„Möve“ fürs Warehouse 4.0

Datenbrille "Möve" im Einsatz
Datenbrille "Möve" im Einsatz
Quelle: Hochschule Bremerhaven

Studierende der Hochschule Bremerhaven entwickeln App für Datenbrille

Sie erleichtert den Arbeitsalltag ungemein: Die Datenbrille fürs Lager. Mit ihrer Hilfe werden Lagerarbeitende durchs Warenhaus geleitet, um Artikel aufgrund von Aufträgen zusammenzustellen. Bachelorstudierende der Studiengänge Wirtschaftsinformatik und Informatik der Hochschule Bremerhaven entwickelten im Zuge des Projektmoduls eine App für eine Datenbrille.

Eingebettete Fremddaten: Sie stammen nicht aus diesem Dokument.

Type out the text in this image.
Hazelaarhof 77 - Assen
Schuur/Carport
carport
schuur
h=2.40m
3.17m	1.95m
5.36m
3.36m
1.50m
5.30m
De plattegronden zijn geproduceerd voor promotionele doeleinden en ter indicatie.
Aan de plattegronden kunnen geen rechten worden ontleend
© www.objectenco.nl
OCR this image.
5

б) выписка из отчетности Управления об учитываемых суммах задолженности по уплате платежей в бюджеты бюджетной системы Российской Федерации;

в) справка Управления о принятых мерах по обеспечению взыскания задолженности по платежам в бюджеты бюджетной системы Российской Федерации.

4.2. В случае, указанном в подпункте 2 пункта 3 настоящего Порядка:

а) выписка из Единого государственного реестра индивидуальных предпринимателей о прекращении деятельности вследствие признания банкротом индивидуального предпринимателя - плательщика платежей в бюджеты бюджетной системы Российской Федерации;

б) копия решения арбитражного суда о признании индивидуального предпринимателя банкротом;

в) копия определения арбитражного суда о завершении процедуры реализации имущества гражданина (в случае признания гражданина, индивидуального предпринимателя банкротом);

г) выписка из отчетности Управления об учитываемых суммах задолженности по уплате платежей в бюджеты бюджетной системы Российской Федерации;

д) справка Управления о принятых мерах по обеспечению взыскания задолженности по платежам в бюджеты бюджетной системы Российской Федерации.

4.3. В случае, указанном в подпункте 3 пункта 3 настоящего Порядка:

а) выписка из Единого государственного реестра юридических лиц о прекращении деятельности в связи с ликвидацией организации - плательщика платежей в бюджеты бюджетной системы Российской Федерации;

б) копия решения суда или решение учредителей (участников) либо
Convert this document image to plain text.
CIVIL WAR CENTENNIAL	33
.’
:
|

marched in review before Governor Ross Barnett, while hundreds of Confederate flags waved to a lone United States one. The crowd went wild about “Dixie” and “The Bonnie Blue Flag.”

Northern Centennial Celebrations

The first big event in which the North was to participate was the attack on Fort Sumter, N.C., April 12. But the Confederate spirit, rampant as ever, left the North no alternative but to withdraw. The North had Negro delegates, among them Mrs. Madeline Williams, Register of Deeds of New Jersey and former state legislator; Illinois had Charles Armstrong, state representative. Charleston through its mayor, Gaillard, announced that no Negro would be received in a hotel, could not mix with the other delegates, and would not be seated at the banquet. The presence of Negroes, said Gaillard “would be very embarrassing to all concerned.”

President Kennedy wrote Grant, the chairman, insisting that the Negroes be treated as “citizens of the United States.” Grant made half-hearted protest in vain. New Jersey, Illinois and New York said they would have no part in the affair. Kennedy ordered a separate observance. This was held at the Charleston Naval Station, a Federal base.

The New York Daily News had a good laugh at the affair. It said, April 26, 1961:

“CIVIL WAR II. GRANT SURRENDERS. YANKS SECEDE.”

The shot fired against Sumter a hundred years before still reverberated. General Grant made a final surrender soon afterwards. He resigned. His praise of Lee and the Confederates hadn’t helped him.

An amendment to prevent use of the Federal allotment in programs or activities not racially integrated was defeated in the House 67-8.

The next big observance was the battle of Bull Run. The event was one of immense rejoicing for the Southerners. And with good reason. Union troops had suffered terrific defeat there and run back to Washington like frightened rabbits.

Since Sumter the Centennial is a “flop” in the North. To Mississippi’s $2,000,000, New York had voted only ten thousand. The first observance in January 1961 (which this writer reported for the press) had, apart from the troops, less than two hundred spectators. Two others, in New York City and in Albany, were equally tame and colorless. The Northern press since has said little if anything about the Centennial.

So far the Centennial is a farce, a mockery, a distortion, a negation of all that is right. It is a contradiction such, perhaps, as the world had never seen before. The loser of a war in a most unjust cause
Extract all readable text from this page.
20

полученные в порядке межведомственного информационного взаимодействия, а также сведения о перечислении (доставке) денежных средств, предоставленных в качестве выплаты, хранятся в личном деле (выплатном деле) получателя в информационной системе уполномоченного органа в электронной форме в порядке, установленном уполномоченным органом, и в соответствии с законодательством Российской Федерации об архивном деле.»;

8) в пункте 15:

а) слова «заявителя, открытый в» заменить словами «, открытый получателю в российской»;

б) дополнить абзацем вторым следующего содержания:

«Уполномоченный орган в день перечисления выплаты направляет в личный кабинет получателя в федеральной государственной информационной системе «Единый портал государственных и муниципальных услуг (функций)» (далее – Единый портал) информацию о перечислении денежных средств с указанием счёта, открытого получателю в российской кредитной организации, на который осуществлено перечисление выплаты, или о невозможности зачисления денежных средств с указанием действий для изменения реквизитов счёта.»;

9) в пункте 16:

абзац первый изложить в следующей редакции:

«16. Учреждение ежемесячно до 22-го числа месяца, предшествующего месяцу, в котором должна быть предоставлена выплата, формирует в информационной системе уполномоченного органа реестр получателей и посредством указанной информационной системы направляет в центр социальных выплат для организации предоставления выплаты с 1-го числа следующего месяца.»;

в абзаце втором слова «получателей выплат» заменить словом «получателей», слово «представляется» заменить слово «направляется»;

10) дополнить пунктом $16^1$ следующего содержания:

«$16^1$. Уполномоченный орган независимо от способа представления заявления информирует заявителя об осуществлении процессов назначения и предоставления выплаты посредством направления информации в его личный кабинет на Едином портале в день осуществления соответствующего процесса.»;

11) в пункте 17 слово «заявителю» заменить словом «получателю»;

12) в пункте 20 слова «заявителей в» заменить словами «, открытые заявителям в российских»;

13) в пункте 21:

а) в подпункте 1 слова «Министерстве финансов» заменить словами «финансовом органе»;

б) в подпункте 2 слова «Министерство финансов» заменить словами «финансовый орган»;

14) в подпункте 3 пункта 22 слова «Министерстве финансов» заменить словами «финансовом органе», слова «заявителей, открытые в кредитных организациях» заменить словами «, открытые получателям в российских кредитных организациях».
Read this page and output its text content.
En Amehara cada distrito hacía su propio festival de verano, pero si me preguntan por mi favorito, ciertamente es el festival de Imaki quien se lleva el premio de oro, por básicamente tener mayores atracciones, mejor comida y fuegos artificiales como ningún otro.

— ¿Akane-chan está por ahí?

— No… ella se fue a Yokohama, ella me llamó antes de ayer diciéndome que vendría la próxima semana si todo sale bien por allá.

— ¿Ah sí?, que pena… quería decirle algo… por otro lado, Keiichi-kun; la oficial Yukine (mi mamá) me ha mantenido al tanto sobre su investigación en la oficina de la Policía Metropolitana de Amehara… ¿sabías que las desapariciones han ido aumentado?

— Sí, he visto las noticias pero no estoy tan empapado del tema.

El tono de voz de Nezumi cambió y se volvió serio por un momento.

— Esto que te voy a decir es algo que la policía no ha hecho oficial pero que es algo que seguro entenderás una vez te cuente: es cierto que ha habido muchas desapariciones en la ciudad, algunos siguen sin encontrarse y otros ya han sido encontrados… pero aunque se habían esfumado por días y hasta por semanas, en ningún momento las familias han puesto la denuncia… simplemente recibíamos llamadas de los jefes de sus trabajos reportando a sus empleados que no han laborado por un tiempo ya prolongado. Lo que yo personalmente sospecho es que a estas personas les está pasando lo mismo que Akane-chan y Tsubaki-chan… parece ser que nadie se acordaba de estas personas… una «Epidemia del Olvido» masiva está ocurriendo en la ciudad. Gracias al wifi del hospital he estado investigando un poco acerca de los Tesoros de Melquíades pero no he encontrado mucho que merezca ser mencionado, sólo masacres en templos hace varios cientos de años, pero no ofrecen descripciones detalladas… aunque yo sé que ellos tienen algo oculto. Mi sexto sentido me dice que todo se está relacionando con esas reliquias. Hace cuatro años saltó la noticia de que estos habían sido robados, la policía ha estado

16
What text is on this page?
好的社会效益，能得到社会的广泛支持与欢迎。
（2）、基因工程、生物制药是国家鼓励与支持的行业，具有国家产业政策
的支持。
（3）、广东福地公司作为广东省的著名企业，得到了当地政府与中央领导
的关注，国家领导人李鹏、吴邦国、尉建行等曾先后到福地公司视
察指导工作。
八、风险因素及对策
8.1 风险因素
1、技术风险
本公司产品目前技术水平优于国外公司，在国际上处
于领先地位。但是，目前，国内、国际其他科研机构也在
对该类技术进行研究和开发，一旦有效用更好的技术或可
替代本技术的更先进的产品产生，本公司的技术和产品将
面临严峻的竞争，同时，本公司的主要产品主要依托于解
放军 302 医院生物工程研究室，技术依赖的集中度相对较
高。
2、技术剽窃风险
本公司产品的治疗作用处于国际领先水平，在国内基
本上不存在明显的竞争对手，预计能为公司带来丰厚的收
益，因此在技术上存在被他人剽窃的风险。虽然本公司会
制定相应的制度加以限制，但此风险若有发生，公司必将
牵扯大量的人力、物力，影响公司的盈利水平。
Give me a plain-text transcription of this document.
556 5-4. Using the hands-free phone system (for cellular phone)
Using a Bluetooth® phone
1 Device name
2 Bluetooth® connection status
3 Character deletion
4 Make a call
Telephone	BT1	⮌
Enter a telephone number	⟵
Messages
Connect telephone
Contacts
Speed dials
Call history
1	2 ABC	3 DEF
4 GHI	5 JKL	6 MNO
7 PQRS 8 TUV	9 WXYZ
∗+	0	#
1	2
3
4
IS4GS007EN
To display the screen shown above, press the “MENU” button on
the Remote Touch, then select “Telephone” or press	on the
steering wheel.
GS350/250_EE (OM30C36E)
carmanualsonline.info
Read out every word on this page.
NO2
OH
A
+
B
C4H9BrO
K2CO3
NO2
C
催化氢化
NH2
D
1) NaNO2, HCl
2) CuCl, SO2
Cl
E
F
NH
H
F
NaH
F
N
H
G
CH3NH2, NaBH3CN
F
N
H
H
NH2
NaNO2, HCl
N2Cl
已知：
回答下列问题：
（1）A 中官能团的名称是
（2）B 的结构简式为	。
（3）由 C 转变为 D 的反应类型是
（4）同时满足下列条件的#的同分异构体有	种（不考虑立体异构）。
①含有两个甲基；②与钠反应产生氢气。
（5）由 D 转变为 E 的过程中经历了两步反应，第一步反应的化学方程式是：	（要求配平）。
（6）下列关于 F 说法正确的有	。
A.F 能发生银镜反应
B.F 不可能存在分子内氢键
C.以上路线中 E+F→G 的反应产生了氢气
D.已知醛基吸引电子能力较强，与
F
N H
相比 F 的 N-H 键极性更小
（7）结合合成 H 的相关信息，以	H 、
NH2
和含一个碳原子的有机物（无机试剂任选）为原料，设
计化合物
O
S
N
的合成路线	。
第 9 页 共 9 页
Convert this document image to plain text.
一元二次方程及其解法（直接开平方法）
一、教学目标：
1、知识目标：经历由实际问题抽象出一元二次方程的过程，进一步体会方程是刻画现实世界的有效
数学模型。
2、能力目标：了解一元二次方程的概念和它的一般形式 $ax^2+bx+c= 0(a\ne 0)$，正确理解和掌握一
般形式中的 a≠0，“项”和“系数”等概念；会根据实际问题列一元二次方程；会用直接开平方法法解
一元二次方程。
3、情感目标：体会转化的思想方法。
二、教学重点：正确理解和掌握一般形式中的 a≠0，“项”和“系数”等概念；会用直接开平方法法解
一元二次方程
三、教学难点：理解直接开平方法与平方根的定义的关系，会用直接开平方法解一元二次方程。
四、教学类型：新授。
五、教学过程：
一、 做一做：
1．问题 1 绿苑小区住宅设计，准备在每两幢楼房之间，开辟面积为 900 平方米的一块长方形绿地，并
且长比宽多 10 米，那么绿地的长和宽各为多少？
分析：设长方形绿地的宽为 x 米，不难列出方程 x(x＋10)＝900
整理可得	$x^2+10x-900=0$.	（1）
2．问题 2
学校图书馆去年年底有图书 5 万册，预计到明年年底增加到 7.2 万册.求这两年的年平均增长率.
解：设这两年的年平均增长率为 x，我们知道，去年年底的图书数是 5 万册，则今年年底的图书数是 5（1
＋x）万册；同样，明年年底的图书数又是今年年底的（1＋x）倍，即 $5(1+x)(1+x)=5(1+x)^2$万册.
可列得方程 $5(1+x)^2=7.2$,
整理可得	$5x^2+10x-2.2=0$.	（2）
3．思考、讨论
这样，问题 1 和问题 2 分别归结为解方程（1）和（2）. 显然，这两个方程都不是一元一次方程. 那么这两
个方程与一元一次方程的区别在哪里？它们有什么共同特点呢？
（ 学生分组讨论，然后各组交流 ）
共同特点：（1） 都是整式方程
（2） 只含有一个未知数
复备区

Auftraggeber waren das Bremer SAP-Unternehmen abat und ein deutscher Automobilbauer mit Sitz in Bremen. Der Name für die Datenbrille "Möve" kommt übrigens vom englischen Wort move (bewegen) und der Möwe als lokalen Bezug zu Bremerhaven.

Ein tragbares Computersystem als Prototyp für einen Lagerprozess entwickeln, so lautete die Aufgabenstellung der Auftraggeber. Nach gründlicher Überlegung entschieden sich die Studierenden für eine Datenbrille. Bisher mussten nämlich die Lagermitarbeitende mit einer Warenliste durchs Lager laufen und die gewünschten Teile einscannen. So hätten sie einen technischen Gefährten auf der Nase, der den Arbeitsprozess deutlich erleichtert. Mit der Brille werden Mitarbeitenden alle wichtigen Daten auf der Tour angezeigt. Ein weiterer Vorteil ist, dass sie die Hände frei haben, da ihnen alle Daten direkt vors Auge gespielt werden. Die Anforderungen für die App der Datenbrille wurden von dem Auftraggebern klar formuliert: Die App muss benutzerfreundlich sein, eine Statusanzeige haben und Rückmeldungen farbig anzeigen können.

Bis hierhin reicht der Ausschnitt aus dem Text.